3. Create a new Web Service
Click 'New' → 'Web Service' to connect your GitHub repo. Render will ask which repo to deploy.
4. Configure
Build command: npm install. Start command: node app.js. These tell Render how to set up and run your app. The build command installs dependencies; the start command launches your server.
5. Add environment variables
Copy your .env values into Render's environment settings. Never commit them to git — enter them directly in the Render dashboard. Add each key-value pair separately.
6. Deploy!
Click Deploy and wait for the build. You'll see logs streaming in real time. When the status turns green, your app is live at a .onrender.com URL — share it with anyone.
03 · Real-machine exercise
Use this checklist to deploy your project. Take your time — the first deploy always takes a few tries, and that's totally normal.
04 · Quiz
When you push code to GitHub, what does a deployment platform like Render do?

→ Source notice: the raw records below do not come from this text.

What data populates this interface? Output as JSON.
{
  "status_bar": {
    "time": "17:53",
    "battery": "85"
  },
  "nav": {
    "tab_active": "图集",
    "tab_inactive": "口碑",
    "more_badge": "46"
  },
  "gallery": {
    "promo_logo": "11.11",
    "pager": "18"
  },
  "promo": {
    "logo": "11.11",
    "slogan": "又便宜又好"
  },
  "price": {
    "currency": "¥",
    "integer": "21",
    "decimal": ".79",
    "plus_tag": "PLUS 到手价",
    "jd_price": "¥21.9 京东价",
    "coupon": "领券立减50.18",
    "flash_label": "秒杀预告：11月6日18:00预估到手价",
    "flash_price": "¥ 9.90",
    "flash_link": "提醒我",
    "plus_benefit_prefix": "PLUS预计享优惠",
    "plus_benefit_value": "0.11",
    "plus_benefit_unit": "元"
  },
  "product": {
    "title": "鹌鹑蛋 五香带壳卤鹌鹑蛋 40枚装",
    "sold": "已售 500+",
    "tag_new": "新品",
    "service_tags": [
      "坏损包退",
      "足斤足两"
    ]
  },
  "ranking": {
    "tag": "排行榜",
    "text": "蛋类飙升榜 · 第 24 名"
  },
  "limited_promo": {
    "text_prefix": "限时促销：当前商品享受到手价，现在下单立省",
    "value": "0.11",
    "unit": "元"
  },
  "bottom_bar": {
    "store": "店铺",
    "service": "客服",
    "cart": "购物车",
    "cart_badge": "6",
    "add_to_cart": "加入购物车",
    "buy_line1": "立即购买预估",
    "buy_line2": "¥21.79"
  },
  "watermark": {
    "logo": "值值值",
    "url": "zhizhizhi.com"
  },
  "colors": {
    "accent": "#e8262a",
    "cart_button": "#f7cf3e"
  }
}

- Email you a zip file of your project
- Create a new GitHub repository
- Automatically pull your code, build it, and run it on their servers
- Download your code to your local machine
05 · Fill in the blank
When deploying a Node.js app, the platform needs to know the _____ command to launch your server (e.g. 'node app.js').
06 · Read
Take a moment to appreciate what just happened. People on the other side of the world can now type your URL and use something you built. You wrote the code, you deployed it, and it's running on a real server right now.
This is the moment most engineers remember forever — the first time their project went live.
07 · Quiz
Your .env file contains a database password and API keys. How should you handle these values when deploying to Render?
- Commit the .env file to git so Render can read it
- Paste them into your source code before deploying
- Email them to Render support
- Enter them in Render's environment variables settings — never commit them to git
08 · Fill in the blank
When deploying a Node.js app on Render, the _____ command (e.g. 'npm install') tells the platform how to set up your project's dependencies.